When watching networking traffic between components, we see that if maxSockets is 10, then 10 requests resolve successfully. Then there is a pause 3-5 second pause (presumably while new tcp connections are established), then 10 more requests resolve, then another pause, etc.
This seems wrong. Node is supposed to excel at handling a high volume of concurrent requests. So if, even with 1000 available socket connections, if request 1000 cannot be handled until 1-999 resolve, you'd hit a bottleneck. Yet I can't figure out what we're doing incorrectly.
Update
Here's an example of how we're making requests -- though it's worth noting that this behavior occurs whenever a node process makes an http request, including when that request is initiated by widely-used third-party libs. I don't believe it is specific to our implementation. Nevertheless...
class Client
constructor: (#endpoint, #options = {}) ->
#endpoint = #_cleanEndpoint(#endpoint)
throw new Error("Endpoint required") unless #endpoint && #endpoint.length > 0
_.defaults #options,
maxCacheItems: 1000
maxTokenCache: 60 * 10
clientId : null
bearerToken: null # If present will be added to the request header
headers: {}
#cache = {}
#cards = new CardMethods #
#lifeStreams = new LifeStreamMethods #
#actions = new ActionsMethods #
_cleanEndpoint: (endpoint) =>
return null unless endpoint
endpoint.replace /\/+$/, ""
_handleResult: (res, bodyBeforeJson, callback) =>
return callback new Error("Forbidden") if res.statusCode is 401 or res.statusCode is 403
body = null
if bodyBeforeJson and bodyBeforeJson.length > 0
try
body = JSON.parse(bodyBeforeJson)
catch e
return callback( new Error("Invalid Body Content"), bodyBeforeJson, res.statusCode)

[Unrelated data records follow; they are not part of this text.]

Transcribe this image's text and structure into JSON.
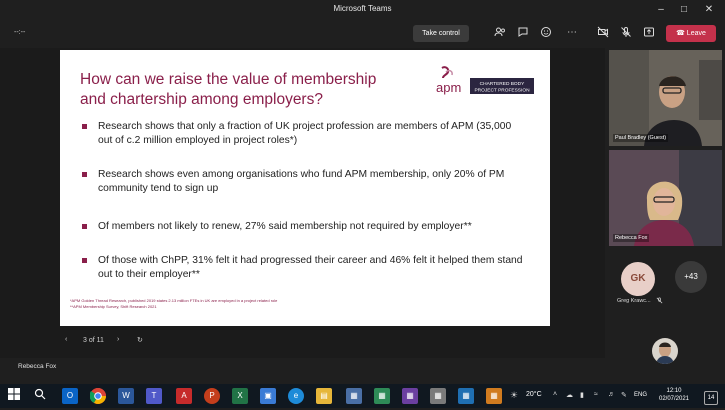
{
  "window": {
    "title": "Microsoft Teams"
  },
  "meeting": {
    "timer": "--:--",
    "take_control": "Take control",
    "leave": "Leave"
  },
  "slide": {
    "title": "How can we raise the value of membership and chartership among employers?",
    "logo_text": "apm",
    "logo_badge_line1": "CHARTERED BODY",
    "logo_badge_line2": "PROJECT PROFESSION",
    "bullets": [
      "Research shows that only a fraction of UK project profession are members of APM (35,000 out of c.2 million employed in project roles*)",
      "Research shows even among organisations who fund APM membership, only 20% of PM community tend to sign up",
      "Of members not likely to renew, 27% said membership not required by employer**",
      "Of those with ChPP, 31% felt it had progressed their career and 46% felt it helped them stand out to their employer**"
    ],
    "footnote1": "*APM Golden Thread Research, published 2019 states 2.13 million FTEs in UK are employed in a project related role",
    "footnote2": "**APM Membership Survey, Shift Research 2021",
    "page_indicator": "3 of 11"
  },
  "presenter": {
    "name": "Rebecca Fox"
  },
  "participants": {
    "tile1_name": "Paul Bradley (Guest)",
    "tile2_name": "Rebecca Fox",
    "gk_initials": "GK",
    "gk_name": "Greg Krawc...",
    "more": "+43"
  },
  "taskbar": {
    "temperature": "20°C",
    "language": "ENG",
    "time": "12:10",
    "date": "02/07/2021",
    "notifications": "14"
  },
  "colors": {
    "accent": "#8a1f4a",
    "leave": "#c4314b",
    "speaker_outline": "#7b83eb"
  }
}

return callback(new Error(if body then body.message else "Request failed.")) unless res.statusCode >= 200 && res.statusCode < 300
callback null, body, res.statusCode
_reqWithData: (method, path, params, data, headers = {}, actor, callback) =>
headers['Content-Type'] = 'application/json' if data
headers['Accept'] = 'application/json'
headers['authorization'] = "Bearer #{#options.bearerToken}" if #options.bearerToken
headers['X-ClientId'] = #options.clientId if #options.clientId
# Use method override (AWS ELB problems) unless told not to do so
if (not config.get('clients:useRealHTTPMethods')) and method not in ['POST', 'PUT']
headers['x-http-method-override'] = method
method = 'POST'
_.extend headers, #options.headers
uri = "#{#endpoint}#{path}"
#console.log "making #{method} request to #{uri} with headers", headers
request
uri: uri
headers: headers
body: if data then JSON.stringify data else null
method: method
timeout: 30*60*1000
, (err, res, body) =>
if err
err.status = if res && res.statusCode then res.statusCode else 503
return callback(err)
#_handleResult res, body, callback
To be honest, coffeescript isn't my strong point so can't comment really on the code.
However, I can give you some thoughts: in what we are working on, we use nano to connect to cloudant and we're seeing up to 200requests/s into cloudant from a micro AWS instance. So you are right, node should be up to it.
Try using request https://github.com/mikeal/request if you're not already. (I don't think it will make a difference, but nevertheless worth a try as that is what nano uses).
These are the areas I would look into:
The server doesn't deal well with multiple requests and throttles it. Have you run any performance tests against your server? If it can't handle the load for some reason or your requests are throttled in the os, then it doesn't matter what your client does.
Your client code has a long running function somewhere which prevents node processing any reponses you get back from the server. Perhaps 1 specific response causes a response callback to spend far too long.
Are the endpoints all different servers/hosts?